BUIES CREEK - With seven million followers, it’s the fourth-largest religious denomination in United States. It’s the subject of one of the hottest musicals on Broadway. And perhaps its most famous member today is currently running for president of the United States.
So it’s of little surprise that Monday’s World Religions and Global Cultures Center seminar on The Church of Jesus Christ of Latter-day Saints and Mormonism drew a big crowd at Campbell University’s Butler Chapel. Dr. George Braswell, senior professor of world religions at Campbell, led the morning program and moderated an after-lunch panel discussion featuring Mormon leaders from across the state.
“Why today?

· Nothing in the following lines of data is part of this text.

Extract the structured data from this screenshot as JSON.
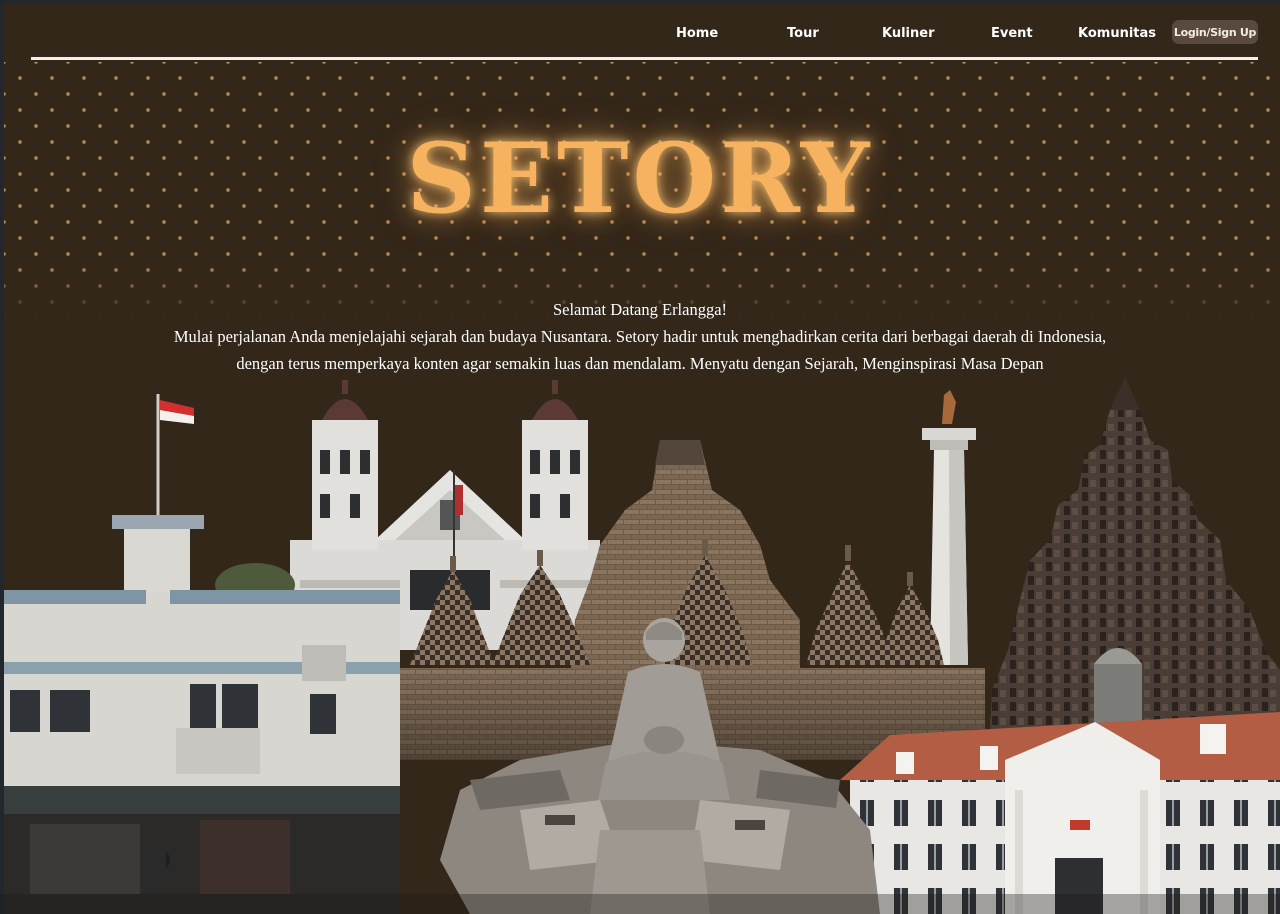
{
  "nav": {
    "items": [
      "Home",
      "Tour",
      "Kuliner",
      "Event",
      "Komunitas"
    ],
    "login_label": "Login/Sign Up"
  },
  "hero": {
    "title": "SETORY",
    "greeting": "Selamat Datang Erlangga!",
    "line1": "Mulai perjalanan Anda menjelajahi sejarah dan budaya Nusantara. Setory hadir untuk menghadirkan cerita dari berbagai daerah di Indonesia,",
    "line2": "dengan terus memperkaya konten agar semakin luas dan mendalam. Menyatu dengan Sejarah, Menginspirasi Masa Depan"
  },
  "colors": {
    "background": "#33271a",
    "accent": "#f6b25f",
    "dots": "#b7844d",
    "button": "#5a4a3e"
  },
  "illustration": {
    "elements": [
      "indonesian-flag",
      "colonial-white-building",
      "lawang-sewu-towers",
      "borobudur-stupas",
      "buddha-statue",
      "monas-monument",
      "prambanan-temple",
      "dutch-colonial-museum"
    ]
  }
}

Why on a Monday in September are we gathered to talk about Mormonism?” Braswell asked the few hundred in attendance. “It’s because there are 50,000 missionaries out there knocking on your doors … there’s a presidential candidate from this church, and the mass media is working hard to understand what this church is all about … it’s because there are 140 Mormon temples in the world that only about half of all Mormons are even allowed in.”
Discussing, debating and learning other religions is what the World Religions and Global Cultures Center is all about, Braswell said. The center’s three basic functions are helping churches understand their religious neighbors, researching and communicating the Gospel and training people to share their knowledge of other religions with people within their church.
Following that outline, Braswell began Monday by sharing a condensed version of the history of LDS.
“It’s a great history,” said Braswell, a Southern Baptist who is also a leading expert on Islam who served six years on the faculty of Islamic theology at the University of Tehran in Iran. “It’s a history of courage and of adversity and persecution. It’s a noble history.”
The largest religion ever created in the United States, Mormonism originated in the 1820s from founder Joseph Smith Jr., who wrote the Book of Mormon by dictating over three months an ancient language written on golden plates he said he found buried on a hill in western New York. The church was formally organized in 1830, and Smith was seen by his followers as a modern-day prophet.
The largest group of Mormons, The Church of Jesus Christ of Latter-day Saints, were followers of a new leader named Brigham Young, who settled in what is now Utah in 1847 three years after Smith was killed by an angry mob in Illinois. Since Day 1, Mormons have considered their faith to be a restoration of Christianity, though it does differ from other Christian denominations in several areas.
Braswell said Mormon beliefs on salvation and “marriage for eternity” are but a few major differences. The secrecy of Mormon temples, which differ from churches, have contributed to the misunderstandings and general lack of knowledge of the faith, he said.
“Unlike Baptists and Catholics, Mormon priests are not ordained [based on education, experience or other standards other than age or “personal moral worthiness],” Braswell said. “And there are no divinity schools like we have … they’re all lay-persons. But look at what they’ve done. It’s one of the fastest-growing religions in the country. It’s amazing to me.”
Speakers at Monday’s panel discussion included Steven Bodhaine, who serves on the North American Southeast Area public affairs committee for LDS; Tracey mcKoy, LDS public affairs director in Fayetteville; and Dr. Marc Bernhisel, president of the Raleigh, N.C. mission of LDS. Kim Whitted, a Campbell student who received a teaching certificate on Mormonism from the World Religions and Global Cultures Center, also spoke of her experiences at three LDS churches.